The article continues: “Brig. Gen. Anwar Rajab, the spokesman for the Palestinian Authority’s security forces, said Israel’s operation in Jenin was part of a wider effort to undermine it. He said Israel’s military had interrupted the Palestinian security forces’ operation in Jenin and accused Israel of not coordinating its maneuver with them.”

It’s true, Rajab did say those things. And he absolutely intended for reporters to write down and publish such statements, attributed to him. But it is not because Rajab believed what he said, and you shouldn’t either. If you believe that the IDF would launch an operation in the middle of a PA operation in the exact same place without coordinating, you are not thinking clearly. If you believe Israel would deter the Palestinian Authority from subduing Iranian proxies in the West Bank, and that it would do so in such a way as to risk open war with the PA, you have flunked Middle East 101.

So why is Rajab saying this? Because he has to convince West Bank Palestinians that the PA’s operation in Jenin is proper but Israel’s isn’t, even though they are both ostensibly aimed at the same goal. General Rajab is walking a tightrope.

Israel must occasionally play its own version of this game. Yesterday, New York Times correspondent Patrick Kingsley asked the following question: Who will govern postwar Gaza? According to Kingsley, four options have presented themselves: Hamas, the Palestinian Authority, Israel, or an international force.

Israel has not, however, presented itself as a long-term solution to govern Gaza, and neither has “an international force.” The article really only shows two choices: Hamas and the Palestinian Authority. And Kingsley, to his credit, realizes that this means the Israelis would only support the PA regardless of the reservations they express at this point in the process.

Indeed, he writes, the Palestinian Authority already “quietly began working in another part of Gaza.” That is only possible with Israeli coordination.

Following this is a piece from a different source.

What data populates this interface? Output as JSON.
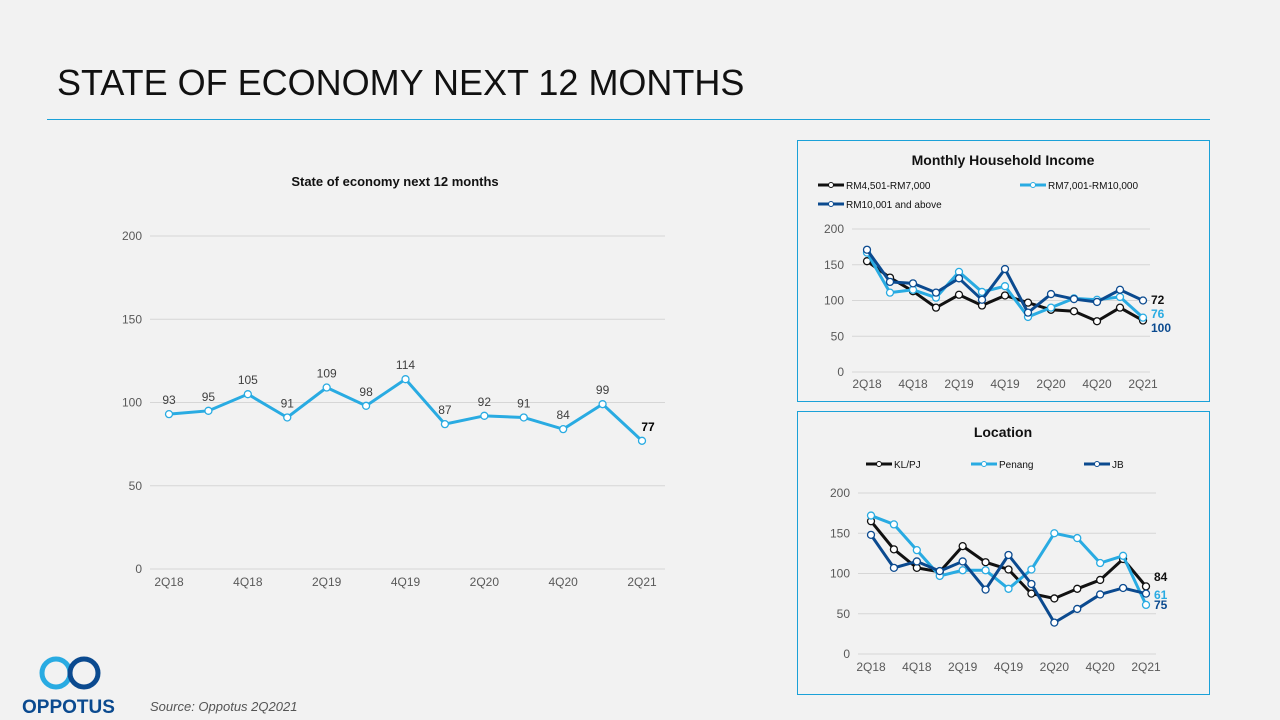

Kingsley adds: “Publicly, the Israeli government downplayed the authority’s involvement at the checkpoint, partly to avoid angering members of Mr. Netanyahu’s coalition.”

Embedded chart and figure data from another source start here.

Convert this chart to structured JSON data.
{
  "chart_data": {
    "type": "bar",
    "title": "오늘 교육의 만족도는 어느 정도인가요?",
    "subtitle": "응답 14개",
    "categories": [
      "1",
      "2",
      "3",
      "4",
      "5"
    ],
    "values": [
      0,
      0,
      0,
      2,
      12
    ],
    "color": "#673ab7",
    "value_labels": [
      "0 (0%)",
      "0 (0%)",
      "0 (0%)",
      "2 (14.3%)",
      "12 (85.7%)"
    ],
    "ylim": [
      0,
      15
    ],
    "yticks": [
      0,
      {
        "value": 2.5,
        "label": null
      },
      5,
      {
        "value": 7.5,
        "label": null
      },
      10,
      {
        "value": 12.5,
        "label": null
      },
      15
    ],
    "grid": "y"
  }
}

When we zoom out, then, what we see is a whole lot of coordination between Israel and the Palestinian Authority, both in the West Bank and in Gaza. That coordination necessarily includes the Americans and the Egyptians and the Qataris, all of whom have some role in Gaza during the ceasefire.

The IDF isn’t busting into Jenin in the middle of a PA operation there, and PA forces aren’t sneaking into Gaza checkpoints under Israel’s nose. The Middle East can seem indecipherable if you don’t learn to filter out the noise.